Florence Fleming Noyes
A white woman wearing a white flowing dress, dancing against a dark background
Florence Fleming Noyes, from about 1913
Born1871
Sharon, Massachusetts, U.S.
DiedFebruary 4, 1928
New York, New York, U.S.
Occupation(s)Dancer, dance educator

Early life and education

Noyes was from Sharon, Massachusetts, near Boston,[1] and studied with Charles Wesley Emerson and Lucia Gale Barber.[2]

Career

In 1912 Noyes opened her first dance studio in Carnegie Hall, teaching her own version of rhythmic dance,[2][3] which she eventually developed into the "Noyes Rhythm" movement system.[4] "With the discovery of a sense of rhythm, pupils find the doors of artistic expression open to them and forms of beauty in color, music, sculture, dance, in the written and spoken word, are the result," she explained in a 1925 interview.[5] Much like the students of Isadora Duncan or Ruth St. Denis, Noyes' dancers wore Greek-inspired flowing silk gowns, and they dance barefoot or in sandals, both choices meant to enhance and communicate the dancer's freedom.[6][7]

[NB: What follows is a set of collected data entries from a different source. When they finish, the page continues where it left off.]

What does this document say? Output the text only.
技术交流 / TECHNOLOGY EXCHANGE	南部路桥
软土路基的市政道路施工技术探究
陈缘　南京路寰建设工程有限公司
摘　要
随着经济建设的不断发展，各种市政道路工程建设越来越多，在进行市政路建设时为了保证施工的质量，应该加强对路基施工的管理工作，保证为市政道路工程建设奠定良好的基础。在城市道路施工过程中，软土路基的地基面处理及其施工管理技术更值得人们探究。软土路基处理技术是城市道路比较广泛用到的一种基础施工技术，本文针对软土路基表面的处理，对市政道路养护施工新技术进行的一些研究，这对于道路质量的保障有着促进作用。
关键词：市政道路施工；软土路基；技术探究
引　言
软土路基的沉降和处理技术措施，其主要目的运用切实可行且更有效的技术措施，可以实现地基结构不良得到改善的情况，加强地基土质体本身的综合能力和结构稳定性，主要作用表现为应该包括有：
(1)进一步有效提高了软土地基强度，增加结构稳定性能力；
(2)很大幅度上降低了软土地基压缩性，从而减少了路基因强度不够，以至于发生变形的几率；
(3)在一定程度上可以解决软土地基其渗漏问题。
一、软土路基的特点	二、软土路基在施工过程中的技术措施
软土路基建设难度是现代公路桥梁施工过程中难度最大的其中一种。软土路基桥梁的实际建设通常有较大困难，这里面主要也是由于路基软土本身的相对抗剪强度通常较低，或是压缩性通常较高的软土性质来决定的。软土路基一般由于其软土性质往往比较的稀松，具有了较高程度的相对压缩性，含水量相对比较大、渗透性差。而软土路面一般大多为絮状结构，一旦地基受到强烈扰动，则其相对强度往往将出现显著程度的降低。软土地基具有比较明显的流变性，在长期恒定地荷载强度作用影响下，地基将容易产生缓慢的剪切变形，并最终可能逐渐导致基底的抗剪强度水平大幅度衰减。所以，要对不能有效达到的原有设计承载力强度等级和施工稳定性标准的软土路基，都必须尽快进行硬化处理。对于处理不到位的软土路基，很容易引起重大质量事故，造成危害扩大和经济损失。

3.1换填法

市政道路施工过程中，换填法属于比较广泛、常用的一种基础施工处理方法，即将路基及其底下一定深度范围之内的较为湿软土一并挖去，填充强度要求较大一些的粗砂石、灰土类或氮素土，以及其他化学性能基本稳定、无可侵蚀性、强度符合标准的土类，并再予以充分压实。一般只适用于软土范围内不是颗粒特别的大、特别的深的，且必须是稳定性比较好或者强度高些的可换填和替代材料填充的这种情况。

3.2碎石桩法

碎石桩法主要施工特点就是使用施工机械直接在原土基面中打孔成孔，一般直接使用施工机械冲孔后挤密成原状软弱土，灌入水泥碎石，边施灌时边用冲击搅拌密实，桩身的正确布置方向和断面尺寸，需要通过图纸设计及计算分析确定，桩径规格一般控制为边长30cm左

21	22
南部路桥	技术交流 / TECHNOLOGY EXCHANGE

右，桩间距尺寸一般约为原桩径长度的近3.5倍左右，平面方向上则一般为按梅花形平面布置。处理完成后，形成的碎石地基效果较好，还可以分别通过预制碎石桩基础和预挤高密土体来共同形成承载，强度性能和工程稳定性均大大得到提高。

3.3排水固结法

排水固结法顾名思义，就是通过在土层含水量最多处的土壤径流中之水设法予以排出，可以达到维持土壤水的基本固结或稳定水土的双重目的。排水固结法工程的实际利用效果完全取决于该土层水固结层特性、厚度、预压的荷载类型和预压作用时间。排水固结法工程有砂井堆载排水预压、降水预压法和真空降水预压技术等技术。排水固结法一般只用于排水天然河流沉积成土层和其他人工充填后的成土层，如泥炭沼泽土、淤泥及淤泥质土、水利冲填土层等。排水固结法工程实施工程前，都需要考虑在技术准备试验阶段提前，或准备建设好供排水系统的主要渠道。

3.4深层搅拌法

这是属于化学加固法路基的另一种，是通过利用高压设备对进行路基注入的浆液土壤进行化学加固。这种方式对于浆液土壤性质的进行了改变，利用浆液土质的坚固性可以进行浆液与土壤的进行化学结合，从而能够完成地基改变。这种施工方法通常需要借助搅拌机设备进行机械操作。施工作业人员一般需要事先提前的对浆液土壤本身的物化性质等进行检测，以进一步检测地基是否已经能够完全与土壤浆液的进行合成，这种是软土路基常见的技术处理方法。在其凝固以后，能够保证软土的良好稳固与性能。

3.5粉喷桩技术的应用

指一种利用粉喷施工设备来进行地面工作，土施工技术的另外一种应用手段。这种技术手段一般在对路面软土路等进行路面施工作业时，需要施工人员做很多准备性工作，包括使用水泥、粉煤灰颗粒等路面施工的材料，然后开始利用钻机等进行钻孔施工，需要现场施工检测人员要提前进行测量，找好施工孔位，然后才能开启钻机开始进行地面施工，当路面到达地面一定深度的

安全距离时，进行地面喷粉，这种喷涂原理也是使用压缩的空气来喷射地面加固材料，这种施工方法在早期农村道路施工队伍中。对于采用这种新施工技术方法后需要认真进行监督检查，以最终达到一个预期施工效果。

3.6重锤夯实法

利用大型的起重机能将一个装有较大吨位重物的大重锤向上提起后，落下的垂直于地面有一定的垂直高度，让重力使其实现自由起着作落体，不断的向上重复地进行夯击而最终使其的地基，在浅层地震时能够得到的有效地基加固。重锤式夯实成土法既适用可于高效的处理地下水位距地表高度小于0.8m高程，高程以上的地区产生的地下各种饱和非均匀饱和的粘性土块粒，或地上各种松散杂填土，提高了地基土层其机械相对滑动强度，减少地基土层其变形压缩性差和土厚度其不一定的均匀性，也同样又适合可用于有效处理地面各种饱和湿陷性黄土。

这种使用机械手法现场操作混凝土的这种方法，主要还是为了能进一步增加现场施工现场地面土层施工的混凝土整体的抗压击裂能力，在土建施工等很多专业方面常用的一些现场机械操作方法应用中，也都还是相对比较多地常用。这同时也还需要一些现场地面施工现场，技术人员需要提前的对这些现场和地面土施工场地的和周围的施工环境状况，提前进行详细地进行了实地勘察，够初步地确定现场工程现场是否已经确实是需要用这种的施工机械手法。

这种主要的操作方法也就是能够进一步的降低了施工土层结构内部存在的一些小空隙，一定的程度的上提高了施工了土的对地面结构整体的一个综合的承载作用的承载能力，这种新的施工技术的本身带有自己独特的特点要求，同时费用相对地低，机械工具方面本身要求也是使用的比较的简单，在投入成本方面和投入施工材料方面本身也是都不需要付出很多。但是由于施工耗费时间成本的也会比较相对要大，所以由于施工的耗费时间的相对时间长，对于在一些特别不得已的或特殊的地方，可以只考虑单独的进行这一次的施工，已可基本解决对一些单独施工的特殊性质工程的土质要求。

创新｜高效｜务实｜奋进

Noyes as Liberty, and her attendants. A suffrage tableau on the steps of the Treasury Building. March 3, 1913

Noyes danced in Paris at a 1912 conference about Rodin.[2] In 1913 she dressed as Liberty at the Capitol in Washington, D.C. as part of a tableau vivant to bring publicity for the cause of women's suffrage.[8][9] In 1921 she founded two dance camps in Portland, Connecticut,[10] the Shepherd's Nine for women, and the Junio.[11] Whole families came to her camps in Connecticut as a summer escape.[12]

Publications

  • The Psychology of the New Education (1923, with Wolstan Crocker Brown)[13]
  • Rhythm: The Basis of Art and Education (1923, with Wolstan Crocker Brown)[14]

Personal life and legacy

Noyes died in 1928, in New York City.[7][15] The Noyes School of Rhythm in New York continued offering dance classes until 2002.[11] Similarly, the Noyes Rhythm Camp in Cobalt, Connecticut, continued long past Noyes's lifetime.[16] The Noyes Rhythm movement system is still taught at summer programs and in classes.[17] Among her students were actress Edith Wynne Matthison,[1] actor Richard Bennett,[1] dancer Grace Christie,[15] and dancer and dance educator Valeria Gibson Ladd.[18]